I was hyped for wasm because i thought it was supposed to solve this problem, allowing any programming language to be compiled to run in browsers.

But apparently they only made it do like 95% of what JS does so you can't actually replace js with it. To me it seems like a huge blunder. I don't give a crap about making niche applications a bit faster, but freeing the web from the curse of JS would be absolutely huge. And they basically did it except not quite. It's so strange to me, why not just go the extra 5%?

lyu07282 9 minutes ago | parent | next [-]

That 5% of js glue code necessary right now is just monumentally difficult to get rid of, it's like a binary serialization / interface (ABI) of all DOM/BOM APIs and these APIs are huge, dynamic, callback-heavy and object-oriented. It's much easier to have that glue compiler generated, which you can already do right now (you can write your entire web app in rust if you want):

https://github.com/wasm-bindgen/wasm-bindgen https://docs.rs/web-sys/latest/web_sys/

This is also being worked on, in the future this 5% glue might eventually entirely disappear:

> Designed with the "Web IDL bindings" proposal in mind. Eventually, there won't be any JavaScript shims between Rust-generated wasm functions and native DOM methods

hoppp 4 hours ago | parent | prev [-]

Maybe its something about sharing memory with the js that would introduce serious vulnerabilities so they can't let wasm code have access to everything.
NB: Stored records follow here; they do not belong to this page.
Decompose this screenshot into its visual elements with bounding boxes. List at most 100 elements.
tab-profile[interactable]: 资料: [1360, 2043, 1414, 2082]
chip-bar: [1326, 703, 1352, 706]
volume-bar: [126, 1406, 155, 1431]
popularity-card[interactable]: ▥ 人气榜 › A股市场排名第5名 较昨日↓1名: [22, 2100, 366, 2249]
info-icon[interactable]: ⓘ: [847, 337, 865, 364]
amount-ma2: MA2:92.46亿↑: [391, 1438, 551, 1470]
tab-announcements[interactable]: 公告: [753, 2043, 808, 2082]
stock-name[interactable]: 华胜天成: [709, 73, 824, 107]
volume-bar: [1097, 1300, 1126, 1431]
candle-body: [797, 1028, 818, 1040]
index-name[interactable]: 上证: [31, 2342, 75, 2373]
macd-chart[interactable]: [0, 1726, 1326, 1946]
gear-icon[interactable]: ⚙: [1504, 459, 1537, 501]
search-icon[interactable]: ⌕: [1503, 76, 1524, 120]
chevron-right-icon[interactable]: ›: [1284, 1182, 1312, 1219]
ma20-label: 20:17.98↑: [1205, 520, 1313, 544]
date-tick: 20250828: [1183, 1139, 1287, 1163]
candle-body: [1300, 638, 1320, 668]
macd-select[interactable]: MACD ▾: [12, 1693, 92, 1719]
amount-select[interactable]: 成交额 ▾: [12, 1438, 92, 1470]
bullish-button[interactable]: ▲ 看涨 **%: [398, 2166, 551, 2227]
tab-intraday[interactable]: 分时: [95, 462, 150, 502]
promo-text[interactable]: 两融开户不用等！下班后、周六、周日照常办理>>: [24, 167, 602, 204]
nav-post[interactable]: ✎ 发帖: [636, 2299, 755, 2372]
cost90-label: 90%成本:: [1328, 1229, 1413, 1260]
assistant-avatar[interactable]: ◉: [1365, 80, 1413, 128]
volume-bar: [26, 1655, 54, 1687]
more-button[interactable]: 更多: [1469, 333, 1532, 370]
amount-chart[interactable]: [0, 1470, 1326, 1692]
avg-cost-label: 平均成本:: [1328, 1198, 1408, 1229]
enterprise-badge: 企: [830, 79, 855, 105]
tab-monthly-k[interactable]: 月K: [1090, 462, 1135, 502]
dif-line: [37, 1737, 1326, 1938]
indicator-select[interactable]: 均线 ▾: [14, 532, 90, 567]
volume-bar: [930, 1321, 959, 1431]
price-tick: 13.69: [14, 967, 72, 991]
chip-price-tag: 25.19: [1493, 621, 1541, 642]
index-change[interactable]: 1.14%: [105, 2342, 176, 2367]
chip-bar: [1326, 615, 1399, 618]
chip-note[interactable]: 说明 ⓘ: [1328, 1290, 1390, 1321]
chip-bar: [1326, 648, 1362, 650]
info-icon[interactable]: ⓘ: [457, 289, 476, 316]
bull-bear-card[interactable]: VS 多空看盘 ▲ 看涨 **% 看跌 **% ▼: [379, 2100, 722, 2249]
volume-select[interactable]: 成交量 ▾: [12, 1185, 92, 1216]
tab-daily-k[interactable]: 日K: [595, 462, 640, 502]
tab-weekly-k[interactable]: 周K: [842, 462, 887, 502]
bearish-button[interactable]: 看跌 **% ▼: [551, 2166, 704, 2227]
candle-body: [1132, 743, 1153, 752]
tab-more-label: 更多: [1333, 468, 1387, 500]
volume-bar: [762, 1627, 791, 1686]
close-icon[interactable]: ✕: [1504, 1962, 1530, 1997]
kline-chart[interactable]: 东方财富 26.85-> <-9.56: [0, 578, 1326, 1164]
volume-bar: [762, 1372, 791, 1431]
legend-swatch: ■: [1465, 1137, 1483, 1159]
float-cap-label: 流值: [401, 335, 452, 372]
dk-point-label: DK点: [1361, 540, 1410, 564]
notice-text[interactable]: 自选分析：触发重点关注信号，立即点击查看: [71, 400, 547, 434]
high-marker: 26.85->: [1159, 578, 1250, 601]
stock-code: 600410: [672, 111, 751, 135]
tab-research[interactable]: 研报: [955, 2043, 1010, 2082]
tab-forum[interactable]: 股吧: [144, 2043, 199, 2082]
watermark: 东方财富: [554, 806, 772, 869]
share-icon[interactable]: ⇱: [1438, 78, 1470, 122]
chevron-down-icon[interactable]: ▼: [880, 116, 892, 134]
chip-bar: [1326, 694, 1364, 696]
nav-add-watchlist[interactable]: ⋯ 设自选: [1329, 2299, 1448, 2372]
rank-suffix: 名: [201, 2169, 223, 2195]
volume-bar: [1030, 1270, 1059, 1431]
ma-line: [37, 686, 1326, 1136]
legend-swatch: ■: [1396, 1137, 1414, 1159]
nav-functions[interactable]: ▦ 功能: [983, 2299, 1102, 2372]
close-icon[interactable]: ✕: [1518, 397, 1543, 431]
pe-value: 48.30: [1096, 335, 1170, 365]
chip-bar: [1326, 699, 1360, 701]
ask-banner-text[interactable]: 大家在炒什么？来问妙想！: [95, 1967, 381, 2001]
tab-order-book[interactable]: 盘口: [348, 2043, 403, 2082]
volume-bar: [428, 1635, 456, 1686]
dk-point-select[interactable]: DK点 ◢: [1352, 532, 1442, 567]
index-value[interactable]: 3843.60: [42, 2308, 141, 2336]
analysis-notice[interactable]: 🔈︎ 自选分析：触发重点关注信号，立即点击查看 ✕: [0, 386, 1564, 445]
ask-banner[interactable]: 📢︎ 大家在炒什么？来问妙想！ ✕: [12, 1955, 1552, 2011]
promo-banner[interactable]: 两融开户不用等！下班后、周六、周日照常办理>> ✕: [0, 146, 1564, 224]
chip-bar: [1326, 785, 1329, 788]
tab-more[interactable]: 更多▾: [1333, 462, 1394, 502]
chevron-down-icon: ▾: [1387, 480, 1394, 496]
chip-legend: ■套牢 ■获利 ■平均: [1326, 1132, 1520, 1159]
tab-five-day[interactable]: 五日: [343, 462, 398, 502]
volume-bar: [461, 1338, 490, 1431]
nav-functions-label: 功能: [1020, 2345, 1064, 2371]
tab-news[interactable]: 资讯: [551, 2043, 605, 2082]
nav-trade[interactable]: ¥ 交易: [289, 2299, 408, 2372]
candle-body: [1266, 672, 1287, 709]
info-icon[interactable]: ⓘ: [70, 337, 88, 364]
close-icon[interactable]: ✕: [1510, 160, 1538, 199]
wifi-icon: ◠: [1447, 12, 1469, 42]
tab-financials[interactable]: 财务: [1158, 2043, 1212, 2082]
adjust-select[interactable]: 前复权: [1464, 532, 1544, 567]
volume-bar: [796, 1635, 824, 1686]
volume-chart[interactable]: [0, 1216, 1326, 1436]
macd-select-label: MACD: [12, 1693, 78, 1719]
The only way to remove Js is to create a new browser that doesn't use it. Fragments the web, yes and probably nobody will use it

kaiomagalhaes 5 hours ago | parent | prev [-]

out of sincere curiosity, which one is a great programming language to you?

Xelbair 5 hours ago | parent [-]

depends on use case, i don't think one language can fit all cases. 100% correctness is required for systems, but it is a hindrance in non-critical systems. or robust type systems require high compilation times which hurt iterating on the codebase.

systems? rust - but it is still far from perfect, too much focus on saving few keystrokes here and there.

general purpose corporate development? c# - despite current direction post .net 5 of stapling together legacy parts of .net framework to .net core. it does most things good enough.

scripting, and just scripting? python.

web? there's only one, bad, option and that's js/ts.

most hated ones are in order: js, go, c++, python.

go is extremely infuriating, there was a submission on HN that perfectly encapsulated my feelings about it, after writing it for a while: https://fasterthanli.me/articles/i-want-off-mr-golangs-wild-...

johnisgood 3 hours ago | parent [-]

Under a submission like this you picked Rust, that is neat.

5 hours ago | parent | prev | next [-]
[deleted]
shkkmo 5 hours ago | parent | prev | next [-]

You can write javascript without using npm...

Arch-TK 6 hours ago | parent | prev [-]

I mean, it's hard to avoid indirectly using things that use npm, e.g. websites or whatever. But it's pretty easy to never have to run npm on your local machine, yes.